Aunque consta que no se desatendió del todo de los asuntos del gobierno, y que gran influjo debió tener, no fue de don Ildefonso todo el mérito de la abolición de los esclavos en San Luis Potosí, como hasta hoy se ha dicho, sino que lo comparte con don Eulogio y con los miembros del Congreso Estatal, y quizá otras personas interesadas en ello e ignoradas que pusieron empeño en ello.

Con fundamento pues en tan precioso artículo noveno, citado arriba, San Luis Potosí, se convirtió en tierra de libertad. El gozo del potosino que por mucho tiempo se ausenta de su tierra es probablemente menor del que se reflejó en las pupilas de los esclavos que huyeron de los estados circunvecinos para pisar tierra potosina y lograr con ello su libertad. Difícilmente podría compararse esta situación con otras.

…recurriendo a Manuel Muro, éste nos dice que en enero de 1828 llegaron a San Luis Potosí, huyendo de sus amos Miguel y Melchor Sánchez Navarro, estantes en la citada Villa de Santa Rosa, Cosme Cervantes, Francisco Núñez y José Ubaldo Díaz, éste de 17 años de edad; que fueron liberados otros cuatro esclavos de Sánchez Navarro, y que en su tiempo existían en el archivo de gobierno, no dice cuál archivo, “Otros expedientes de esclavos prófugos de los Estados de Nuevo León, Durango y Guanajuato” (Manuel Muro: Historia de San Luis Potosí, San Luis Potosí, 1829, tI, pp. 461, 463 y 467).

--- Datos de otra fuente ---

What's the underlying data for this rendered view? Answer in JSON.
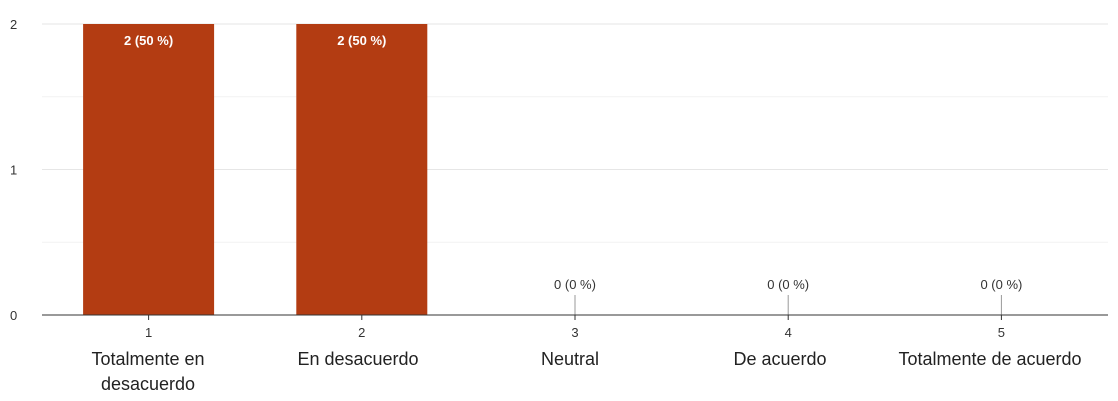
{
  "chart_data": {
    "type": "bar",
    "categories": [
      "1",
      "2",
      "3",
      "4",
      "5"
    ],
    "category_descriptions": [
      "Totalmente en desacuerdo",
      "En desacuerdo",
      "Neutral",
      "De acuerdo",
      "Totalmente de acuerdo"
    ],
    "values": [
      2,
      2,
      0,
      0,
      0
    ],
    "data_labels": [
      "2 (50 %)",
      "2 (50 %)",
      "0 (0 %)",
      "0 (0 %)",
      "0 (0 %)"
    ],
    "ylim": [
      0,
      2
    ],
    "yticks": [
      "0",
      "1",
      "2"
    ],
    "grid": true,
    "legend": "none",
    "bar_color": "#b33c12",
    "grid_color": "#f2f2f2",
    "axis_color": "#333333"
  }
}
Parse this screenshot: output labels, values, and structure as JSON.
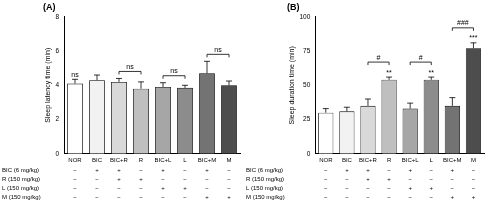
{
  "chart_data": [
    {
      "type": "bar",
      "title": "(A)",
      "ylabel": "Sleep latency time (min)",
      "categories": [
        "NOR",
        "BIC",
        "BIC+R",
        "R",
        "BIC+L",
        "L",
        "BIC+M",
        "M"
      ],
      "values": [
        4.1,
        4.3,
        4.2,
        3.8,
        3.9,
        3.85,
        4.7,
        4.0
      ],
      "errors": [
        0.25,
        0.3,
        0.2,
        0.4,
        0.25,
        0.15,
        0.7,
        0.25
      ],
      "colors": [
        "#ffffff",
        "#f2f2f2",
        "#d9d9d9",
        "#bfbfbf",
        "#a6a6a6",
        "#8c8c8c",
        "#737373",
        "#4d4d4d"
      ],
      "ylim": [
        0,
        8
      ],
      "yticks": [
        0,
        2,
        4,
        6,
        8
      ],
      "grid": false,
      "annotations": [
        {
          "text": "ns",
          "at": "NOR"
        },
        {
          "text": "ns",
          "from": "BIC+R",
          "to": "R"
        },
        {
          "text": "ns",
          "from": "BIC+L",
          "to": "L"
        },
        {
          "text": "ns",
          "from": "BIC+M",
          "to": "M"
        }
      ],
      "treatment_table": [
        {
          "label": "BIC (6 mg/kg)",
          "values": [
            "−",
            "+",
            "+",
            "−",
            "+",
            "−",
            "+",
            "−"
          ]
        },
        {
          "label": "R (150 mg/kg)",
          "values": [
            "−",
            "−",
            "+",
            "+",
            "−",
            "−",
            "−",
            "−"
          ]
        },
        {
          "label": "L (150 mg/kg)",
          "values": [
            "−",
            "−",
            "−",
            "−",
            "+",
            "+",
            "−",
            "−"
          ]
        },
        {
          "label": "M (150 mg/kg)",
          "values": [
            "−",
            "−",
            "−",
            "−",
            "−",
            "−",
            "+",
            "+"
          ]
        }
      ]
    },
    {
      "type": "bar",
      "title": "(B)",
      "ylabel": "Sleep duration time (min)",
      "categories": [
        "NOR",
        "BIC",
        "BIC+R",
        "R",
        "BIC+L",
        "L",
        "BIC+M",
        "M"
      ],
      "values": [
        30,
        31,
        35,
        54,
        33,
        54,
        35,
        77
      ],
      "errors": [
        3,
        3,
        5,
        2,
        4,
        2,
        6,
        4
      ],
      "colors": [
        "#ffffff",
        "#f2f2f2",
        "#d9d9d9",
        "#bfbfbf",
        "#a6a6a6",
        "#8c8c8c",
        "#737373",
        "#4d4d4d"
      ],
      "ylim": [
        0,
        100
      ],
      "yticks": [
        0,
        25,
        50,
        75,
        100
      ],
      "grid": false,
      "annotations": [
        {
          "text": "**",
          "at": "R"
        },
        {
          "text": "**",
          "at": "L"
        },
        {
          "text": "***",
          "at": "M"
        },
        {
          "text": "#",
          "from": "BIC+R",
          "to": "R"
        },
        {
          "text": "#",
          "from": "BIC+L",
          "to": "L"
        },
        {
          "text": "###",
          "from": "BIC+M",
          "to": "M"
        }
      ],
      "treatment_table": [
        {
          "label": "BIC (6 mg/kg)",
          "values": [
            "−",
            "+",
            "+",
            "−",
            "+",
            "−",
            "+",
            "−"
          ]
        },
        {
          "label": "R (150 mg/kg)",
          "values": [
            "−",
            "−",
            "+",
            "+",
            "−",
            "−",
            "−",
            "−"
          ]
        },
        {
          "label": "L (150 mg/kg)",
          "values": [
            "−",
            "−",
            "−",
            "−",
            "+",
            "+",
            "−",
            "−"
          ]
        },
        {
          "label": "M (150 mg/kg)",
          "values": [
            "−",
            "−",
            "−",
            "−",
            "−",
            "−",
            "+",
            "+"
          ]
        }
      ]
    }
  ]
}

Es bien sabido que en 1810 había dado el Sr. Cura don Miguel Hidalgo y Costilla al intendente nombrado por él en Michoacán instrucciones precisas para que aboliera la esclavitud, como en efecto lo decretó. Y el mismo Padre de la Patria, después, pero en el mismo año, la abolió por decreto en Guadalajara. Pero tan justas disposiciones no tuvieron a largo plazo el efecto deseado. Por ello fue necesario que decretaran nuevamente la abolición en San Luis Potosí y en todo el país.

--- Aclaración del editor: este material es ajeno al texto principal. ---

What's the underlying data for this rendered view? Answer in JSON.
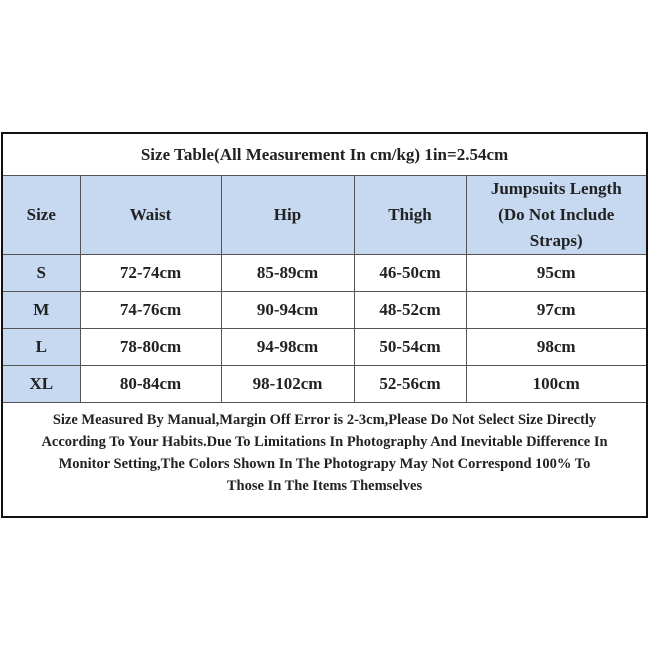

… además de la gloria justa de haber liberado a los esclavos, cabe a San Luis Potosí, la de liberarlos antes que el gobierno del centro; que entonces, como en otras ocasiones San Luis Potosí, fue una auténtica tierra de libertad para los esclavos que llegaron de fuera, ansiosos de pisar nuestro suelo para lograr por ese sólo hecho su libertad; y que en nuestro siglo de libertades sigue siendo válida la sentencia popular de que la libertad es amada porque hasta pintada es bella, por lo cual tenemos el deber de abatir cualquier expresión “moderna de esclavitud, por mínima que sea[2].

Si don Ildefonso Díaz de León merece ser honrado por su buen desempeño como primer gobernador constitucional del Estado, doblemente lo merece por este decreto que dio la libertad a hombres y mujeres sometidos, las más de las veces, a regímenes impíos.

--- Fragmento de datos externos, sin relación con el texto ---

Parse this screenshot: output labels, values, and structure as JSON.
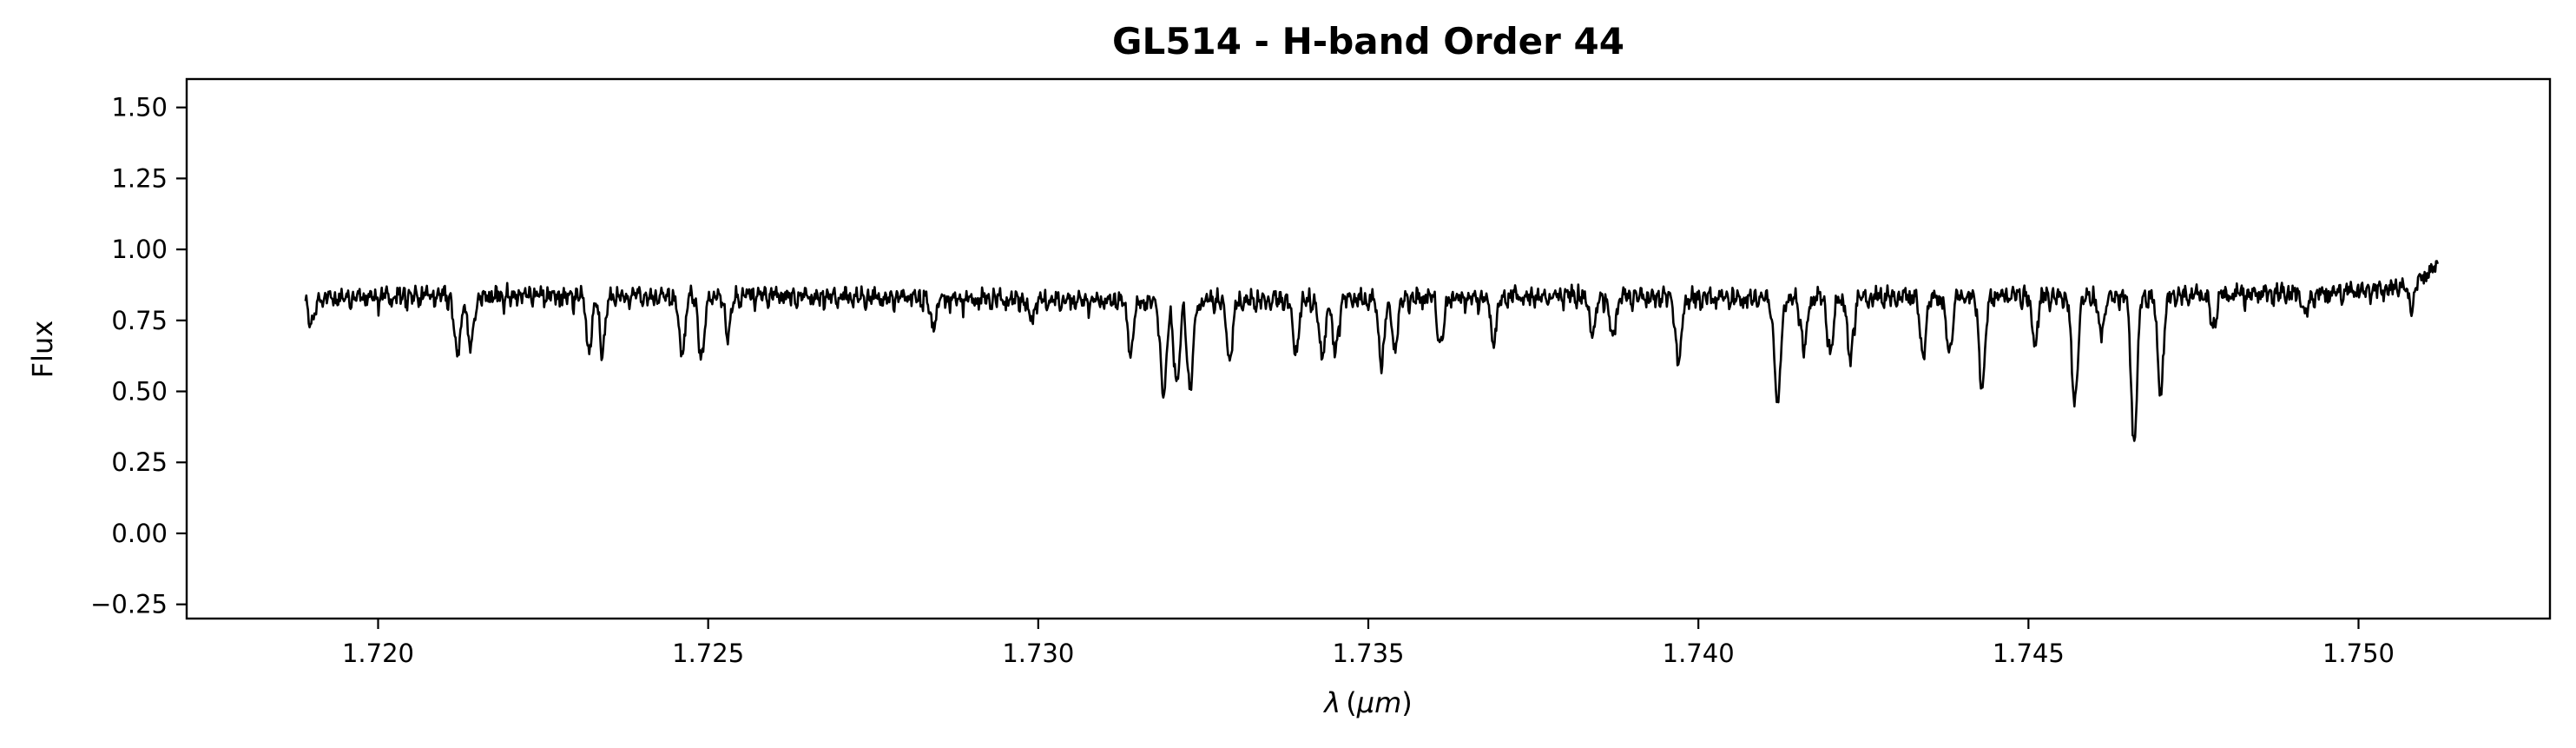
{
  "chart_data": {
    "type": "line",
    "title": "GL514 - H-band Order 44",
    "xlabel": "λ (μm)",
    "xlabel_parts": {
      "lambda": "λ",
      "open": "(",
      "unit": "μm",
      "close": ")"
    },
    "ylabel": "Flux",
    "xlim": [
      1.7171,
      1.7529
    ],
    "ylim": [
      -0.3,
      1.6
    ],
    "xticks": [
      1.72,
      1.725,
      1.73,
      1.735,
      1.74,
      1.745,
      1.75
    ],
    "xtick_labels": [
      "1.720",
      "1.725",
      "1.730",
      "1.735",
      "1.740",
      "1.745",
      "1.750"
    ],
    "yticks": [
      -0.25,
      0.0,
      0.25,
      0.5,
      0.75,
      1.0,
      1.25,
      1.5
    ],
    "ytick_labels": [
      "−0.25",
      "0.00",
      "0.25",
      "0.50",
      "0.75",
      "1.00",
      "1.25",
      "1.50"
    ],
    "grid": false,
    "line_color": "#000000",
    "series": [
      {
        "x_range": [
          1.7189,
          1.7512
        ],
        "baseline": [
          [
            1.7189,
            0.83
          ],
          [
            1.7205,
            0.84
          ],
          [
            1.723,
            0.84
          ],
          [
            1.726,
            0.84
          ],
          [
            1.729,
            0.83
          ],
          [
            1.732,
            0.82
          ],
          [
            1.735,
            0.83
          ],
          [
            1.738,
            0.84
          ],
          [
            1.741,
            0.83
          ],
          [
            1.744,
            0.84
          ],
          [
            1.747,
            0.84
          ],
          [
            1.7495,
            0.85
          ],
          [
            1.7505,
            0.87
          ],
          [
            1.7509,
            0.89
          ],
          [
            1.7512,
            0.95
          ]
        ],
        "absorption_lines": [
          [
            1.719,
            0.74
          ],
          [
            1.7212,
            0.63
          ],
          [
            1.7214,
            0.65
          ],
          [
            1.7232,
            0.66
          ],
          [
            1.7234,
            0.65
          ],
          [
            1.7246,
            0.63
          ],
          [
            1.7249,
            0.62
          ],
          [
            1.7253,
            0.72
          ],
          [
            1.7284,
            0.74
          ],
          [
            1.7299,
            0.76
          ],
          [
            1.7314,
            0.65
          ],
          [
            1.7319,
            0.48
          ],
          [
            1.7321,
            0.52
          ],
          [
            1.7323,
            0.51
          ],
          [
            1.7329,
            0.62
          ],
          [
            1.7339,
            0.64
          ],
          [
            1.7343,
            0.62
          ],
          [
            1.7345,
            0.64
          ],
          [
            1.7352,
            0.61
          ],
          [
            1.7354,
            0.66
          ],
          [
            1.7361,
            0.66
          ],
          [
            1.7369,
            0.69
          ],
          [
            1.7384,
            0.71
          ],
          [
            1.7387,
            0.69
          ],
          [
            1.7397,
            0.6
          ],
          [
            1.7412,
            0.45
          ],
          [
            1.7416,
            0.65
          ],
          [
            1.742,
            0.64
          ],
          [
            1.7423,
            0.62
          ],
          [
            1.7434,
            0.64
          ],
          [
            1.7438,
            0.64
          ],
          [
            1.7443,
            0.52
          ],
          [
            1.7451,
            0.68
          ],
          [
            1.7457,
            0.46
          ],
          [
            1.7461,
            0.71
          ],
          [
            1.7466,
            0.33
          ],
          [
            1.747,
            0.51
          ],
          [
            1.7478,
            0.73
          ],
          [
            1.7492,
            0.78
          ],
          [
            1.7508,
            0.81
          ]
        ]
      }
    ]
  }
}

En virtud de la ley libertaria del Señor Díaz de León, San Luis Potosí fue, entonces, el centro de atracción de todos aquellos seres humanos sometidos a la esclavitud que habitaban  en la República Mexicana y de los de allende las fronteras que vieron la posibilidad de alcanzar este beneficio. De este fenómeno de inmigración resultó que la población potosina criolla, mestiza y blanca, absorbió, al correr de los años, a todos los inmigrantes negros, produciéndose así un nuevo mestizaje.

Por ello, todos aquellos potosinos nacidos en este suelo y cuyos antepasados tienen también aquí sus orígenes, si pretenden formar su árbol genealógico, no deben extrañarse de encontrar entre sus abuelos o tatarabuelos, a una persona de color. Si son personas equilibradas y sensatas, esto no los afectará en lo más mínimo, pero si se han dejado influenciar por las torpes ideas racistas, entonces, como dijo don Miguel de Cervantes en El Quijote de la Mancha: “más vale no menealle” porque cuando menos lo piensen, pueden encontrarse con una negra sorpresa.

 

[1] FELICIANO Velázquez Primo, Historia de San Luis Potosí, Archivo Histórico del Estado, Academia de Historia Potosína, San Luis Potosí, México, 1982 p. 155

[2] MARTINEZ, Rosales Alfonso Dr. San Luis Potosí, Tierra de Libertad, en  Boletín Cultural Radio Universidad E.X.E.X.Q, San Luis Potosí, S:L.P. V época No.14 oct. 1981 pp. 3, 4 y 5.